И постепенно пропадает Андрюша – вернее сказать, он умолкает: он больше не звучит, и становится во дворе тихо, настолько, что даже в нашем старом добром небе были все удивлены.
* * *
7
Виктория нашлась через неделю.
Ее подобрал на пустынном участке шоссе, километрах в ста от Москвы, один из "дальнобойщиков" – водителей тяжелых трейлеров*[25]. Скорее всего, он толком и не разглядел, кого подхватил. А присмотреться стоило.
Она была одета в коротенький шелковый халат и легкую мужскую куртку, которая была ей явно велика.
Только в кабине оценив приобретение, "дальнобойщик" счел нужным подбросить ее до ближайшего поста и сдать от греха подальше на руки гаишникам.
Симптомы все те же, что и у "ньюс-бокса": провалы в памяти, крайнее физическое и нервное истощение.
Я заехал в контору и первым делом узнал у Катерпиллера, что она выписывала.
"Коммерсант", "Куранты", "Независимую".
Что ж, обойма вполне в ее характере.
– Только это?
– Кажется, еще что-то... Да, "Известия". Это имеет какое-то значение?
Возможно, возможно... "Известия" – вечерняя газета, ее просматривают на сон грядущий.
– Да-да, она всегда перед сном читала. Кажется, "Известия".
Занятное, наверное, зрелище: она читает, Катерпиллер ерзает под одеялом и где-то в районе пятой полосы раскаляется настолько, что начинает дымиться.
Ее обнаружили, настолько мне известно, в странном наряде: шелковый халат – не та одежда, в которой выходят перед сном подышать воздухом. Значит, она спустилась за газетой, и наш персонаж поджидал ее в подъезде.
– Там есть где спрятаться?
Он прищурился, припоминая.
– Пожалуй... Да, у лифта маленькая ниша.
– А куртка?
– Что куртка?
– Болоньевая коричневая куртка. Фасон начала восьмидесятых годов. Теперь в таких ходят на дачах. Это твоя куртка?
– Нет. И у нее такой не было. Точно.
Мы знаем пока чертовски мало. Он покашливает – впрочем, это детали, не существенно. Существенно вот что: он знает людей из фирмы и знает неплохо. Знать их привычки – это уже полдела.
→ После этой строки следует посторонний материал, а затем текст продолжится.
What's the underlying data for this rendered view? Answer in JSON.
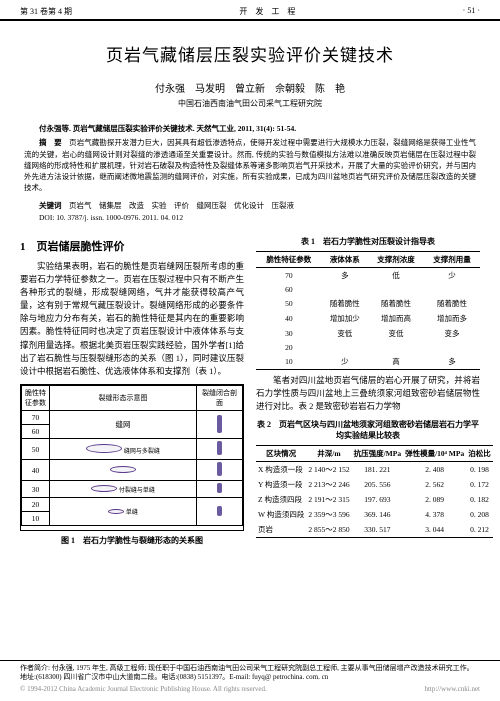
{
  "header": {
    "left": "第 31 卷第 4 期",
    "center": "开　发　工　程",
    "right": "· 51 ·"
  },
  "title": "页岩气藏储层压裂实验评价关键技术",
  "authors": "付永强　马发明　曾立新　佘朝毅　陈　艳",
  "affiliation": "中国石油西南油气田公司采气工程研究院",
  "citation": "付永强等. 页岩气藏储层压裂实验评价关键技术. 天然气工业, 2011, 31(4): 51-54.",
  "abstract_label": "摘　要",
  "abstract_body": "页岩气藏勘探开发潜力巨大，因其具有超低渗透特点，使得开发过程中需要进行大规模水力压裂，裂缝网络是获得工业性气流的关键，岩心的缝网设计则对裂缝的渗透通道至关重要设计。然而, 传统的实验与数值模拟方法难以准确反映页岩储层在压裂过程中裂缝网络的形成特性和扩展机理，针对岩石破裂及构造特性及裂缝体系等诸多影响页岩气开采技术，开展了大量的实验评价研究，并与国内外先进方法设计依据，继而阐述微地震监测的缝网评价，对实施，所有实验成果，已成为四川盆地页岩气研究评价及储层压裂改造的关键技术。",
  "keywords_label": "关键词",
  "keywords_body": "页岩气　储集层　改造　实验　评价　缝网压裂　优化设计　压裂液",
  "doi": "DOI: 10. 3787/j. issn. 1000-0976. 2011. 04. 012",
  "section1": {
    "heading": "1　页岩储层脆性评价",
    "p1": "实验结果表明，岩石的脆性是页岩缝网压裂所考虑的重要岩石力学特征参数之一。页岩在压裂过程中只有不断产生各种形式的裂缝，形成裂缝网络，气井才能获得较高产气量，这有别于常规气藏压裂设计。裂缝网络形成的必要条件除与地应力分布有关，岩石的脆性特征是其内在的重要影响因素。脆性特征同时也决定了页岩压裂设计中液体体系与支撑剂用量选择。根据北美页岩压裂实践经验，国外学者[1]给出了岩石脆性与压裂裂缝形态的关系（图 1），同时建议压裂设计中根据岩石脆性、优选液体体系和支撑剂（表 1）。"
  },
  "figure1": {
    "caption": "图 1　岩石力学脆性与裂缝形态的关系图",
    "col_headers": [
      "脆性特征参数",
      "裂缝形态示意图",
      "裂缝闭合剖面"
    ],
    "rows": [
      "70",
      "60",
      "50",
      "40",
      "30",
      "20",
      "10"
    ],
    "row_labels": [
      "缝网",
      "缝网",
      "缝网与多裂缝",
      "多裂缝",
      "多裂缝",
      "付裂缝与单缝",
      "单缝"
    ]
  },
  "table1": {
    "caption": "表 1　岩石力学脆性对压裂设计指导表",
    "headers": [
      "脆性特征参数",
      "液体体系",
      "支撑剂浓度",
      "支撑剂用量"
    ],
    "rows": [
      [
        "70",
        "多",
        "低",
        "少"
      ],
      [
        "60",
        "",
        "",
        ""
      ],
      [
        "50",
        "随着脆性",
        "随着脆性",
        "随着脆性"
      ],
      [
        "40",
        "增加加少",
        "增加而高",
        "增加而多"
      ],
      [
        "30",
        "变低",
        "变低",
        "变多"
      ],
      [
        "20",
        "",
        "",
        ""
      ],
      [
        "10",
        "少",
        "高",
        "多"
      ]
    ]
  },
  "p2": "笔者对四川盆地页岩气储层的岩心开展了研究，并将岩石力学性质与四川盆地上三叠统须家河组致密砂岩储层物性进行对比。表 2 是致密砂岩岩石力学物",
  "table2": {
    "caption": "表 2　页岩气区块与四川盆地须家河组致密砂岩储层岩石力学平均实验结果比较表",
    "headers": [
      "区块情况",
      "井深/m",
      "抗压强度/MPa",
      "弹性模量/10⁴ MPa",
      "泊松比"
    ],
    "rows": [
      [
        "X 构造须一段",
        "2 140～2 152",
        "181. 221",
        "2. 408",
        "0. 198"
      ],
      [
        "Y 构造须一段",
        "2 213～2 246",
        "205. 556",
        "2. 562",
        "0. 172"
      ],
      [
        "Z 构造须四段",
        "2 191～2 315",
        "197. 693",
        "2. 089",
        "0. 182"
      ],
      [
        "W 构造须四段",
        "2 359～3 596",
        "369. 146",
        "4. 378",
        "0. 208"
      ],
      [
        "页岩",
        "2 855～2 850",
        "330. 517",
        "3. 044",
        "0. 212"
      ]
    ]
  },
  "footer": {
    "line1": "作者简介: 付永强, 1975 年生, 高级工程师; 现任职于中国石油西南油气田公司采气工程研究院副总工程师, 主要从事气田储层增产改造技术研究工作。地址:(618300) 四川省广汉市中山大道南二段。电话:(0838) 5151397。E-mail: fuyq@ petrochina. com. cn",
    "copyright_left": "© 1994-2012 China Academic Journal Electronic Publishing House. All rights reserved.",
    "copyright_right": "http://www.cnki.net"
  }
}
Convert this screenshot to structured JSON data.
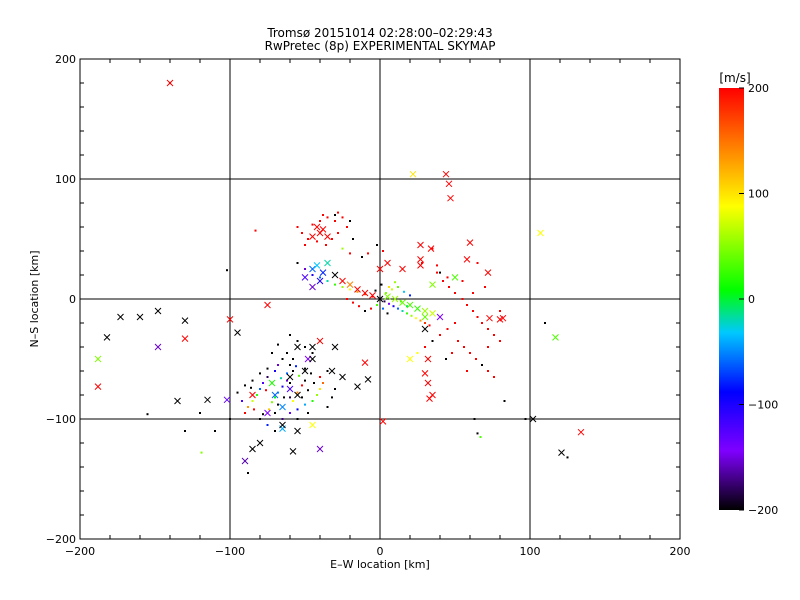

Борис Минеевич имеет привычку прогуливаться по вечерам с собачкой – он ждет его во дворе. Виктория перед сном спускается за вечерней газетой – он караулит ее в подъезде.
– Ты увольнял кого-нибудь из конторы в последнее время? Выгонял? Вышибал на все четыре стороны?
– Нет. Ничего такого.
– Он имеет какое-то отношение к вашим делам. Или имел. Значит, в ваших делах что-то не так.
– У нас все чисто! – снисходительно улыбнулся Катерпиллер. – Безупречно!
– Это ты в налоговой инспекции станешь рассказывать... Чтоб в ваших делах, да все чисто – так не бывает.
– Я в том смысле, что все в рамках нормы. Все до последней запятой.
– Выходит, не все. В той голубой папке, что приносила Виктория, я ничего не нашел, никаких зацепок – в коммерции ни черта не смыслю. Зато смыслишь ты. Вспоминай, вспоминай... Кого-то вы сильно нагрели. Раскинь мозгами, вспомни. Наш воображаемый герой вас знает – это бесспорно. Равно как и то, что он душевнобольной... Ладно, пока, я заеду к ней в больницу... Кто-то из ваших у нее уже был?